Time Travel Principles

Time Travel is Singdata Lakehouse's historical data access feature, allowing users to query data states at any point in time or recover deleted/modified data.

What is Time Travel

Time Travel is implemented based on the MVCC (Multi-Version Concurrency Control) mechanism. Every table in Lakehouse maintains multiple historical versions. Each data change (INSERT/UPDATE/DELETE/TRUNCATE) generates a new version, while older versions remain accessible.

Timeline ----------------------------------------------------------->

Version 1: [A, B, C]          <-- Initial create
             |
Version 2: [A, B, C, D]       <-- Insert D
             |
Version 3: [A, X, C, D]       <-- Update B to X
             |
Version 4: [A, X, C]          <-- Delete D
             |
     Query any point-in-time snapshot

How MVCC Works

Version Generation

Each time a transaction commits, Lakehouse generates a new table version:

OperationVersion Change
INSERTNew rows added, version number increments
UPDATEOld version marks rows as deleted, new version inserts them
DELETERows marked as deleted
TRUNCATEEntire table marked as a new version (empty)

Version Query

Use the TIMESTAMP AS OF clause to query data at a specified point in time:

-- Query data from 1 hour ago
SELECT * FROM orders TIMESTAMP AS OF CURRENT_TIMESTAMP() - INTERVAL 1 HOUR;

-- Query data at a specific point in time
SELECT * FROM orders TIMESTAMP AS OF '2024-01-15 10:00:00';

The system finds the most recent version before that point in time and returns a snapshot of that version's data.
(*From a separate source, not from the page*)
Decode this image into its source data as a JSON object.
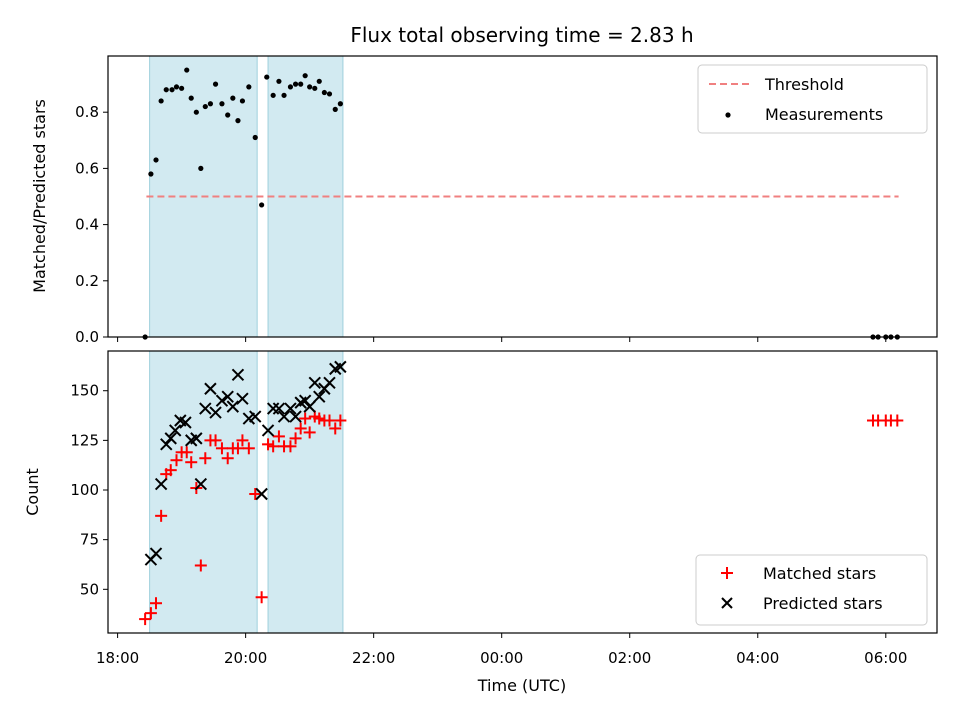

Three Core Capabilities of Time Travel

1. Historical Data Query

Query data states at any past point in time, used for:

  • Data comparison analysis (comparing changes at different points in time)
  • Auditing and compliance (tracing historical data states)
  • Troubleshooting (viewing data states before modification)

2. Data Recovery (UNDROP)

Recover deleted tables:

-- View deletion history
SHOW TABLES HISTORY;

-- Recover a deleted table
UNDROP TABLE orders;

Scope: Regular tables, dynamic tables, materialized views, table streams

3. Data Rollback (RESTORE)

Roll back a table to a specified point in time:

-- View version history
DESC HISTORY orders;

-- Roll back to a specified point in time
RESTORE TABLE orders TO TIMESTAMP AS OF '2024-01-15 10:00:00';

Difference from UNDROP:

  • UNDROP: Recovers a dropped table (the table no longer exists)
  • RESTORE: Rolls back data in an existing table (the table still exists, but data was modified/deleted by mistake)

Retention Period

The Time Travel retention period (data_retention_days) determines how long historical data remains accessible:

ConfigurationDescription
Default value1 day (24 hours)
Value range0-90 days
Set to 0No historical versions are retained; Time Travel cannot be used
Beyond the periodHistorical versions are physically deleted and cannot be recovered
-- Change the retention period to 7 days
ALTER TABLE orders SET PROPERTIES ('data_retention_days'='7');

Storage Cost

Time Travel consumes additional storage space to preserve historical versions:

  • Storage cost is proportional to data change frequency and retention period
  • Tables that are frequently updated consume more storage under long retention periods
  • It is recommended to set the retention period appropriately based on business needs

Usage Limitations

LimitationDescription
Views not supportedRegular views do not store data and do not support Time Travel
External schemas not supportedHistorical versions of external data sources are not managed by Lakehouse
Uncommitted real-time write dataData written by RealtimeStream that has not been committed does not support Time Travel
Beyond retention periodHistorical versions cannot be queried or recovered after physical deletion

Typical Scenarios

Scenario 1: Recovering Accidentally Deleted Data

-- Accidentally executed DELETE
DELETE FROM orders WHERE date < '2024-01-01';

-- View data before deletion
SELECT COUNT(*) FROM orders TIMESTAMP AS OF '2024-01-15 09:59:00';

-- Recover data
RESTORE TABLE orders TO TIMESTAMP AS OF '2024-01-15 09:59:00';

Scenario 2: Recovering an Accidentally Dropped Table

-- Accidentally executed DROP TABLE
DROP TABLE important_data;

-- View deletion record
SHOW TABLES HISTORY LIKE 'important_data%';

-- Recover the table
UNDROP TABLE important_data;

Scenario 3: Tracing Data Changes

-- View the version history of a table
DESC HISTORY orders;
+---------+-------------------------+------------+-------------+----------+-----------+
| version | time                    | total_rows | total_bytes | user     | operation |
+---------+-------------------------+------------+-------------+----------+-----------+
| 5       | 2024-01-15 11:00:00.000 | 1000       | 50000       | analyst  | INSERT    |
| 4       | 2024-01-15 10:30:00.000 | 950        | 47500       | etl_job  | UPDATE    |
| 3       | 2024-01-15 10:00:00.000 | 900        | 45000       | etl_job  | INSERT    |
+---------+-------------------------+------------+-------------+----------+-----------+

-- Compare data differences between version 3 and version 5
SELECT * FROM orders TIMESTAMP AS OF '2024-01-15 10:00:00'
EXCEPT
SELECT * FROM orders TIMESTAMP AS OF '2024-01-15 11:00:00';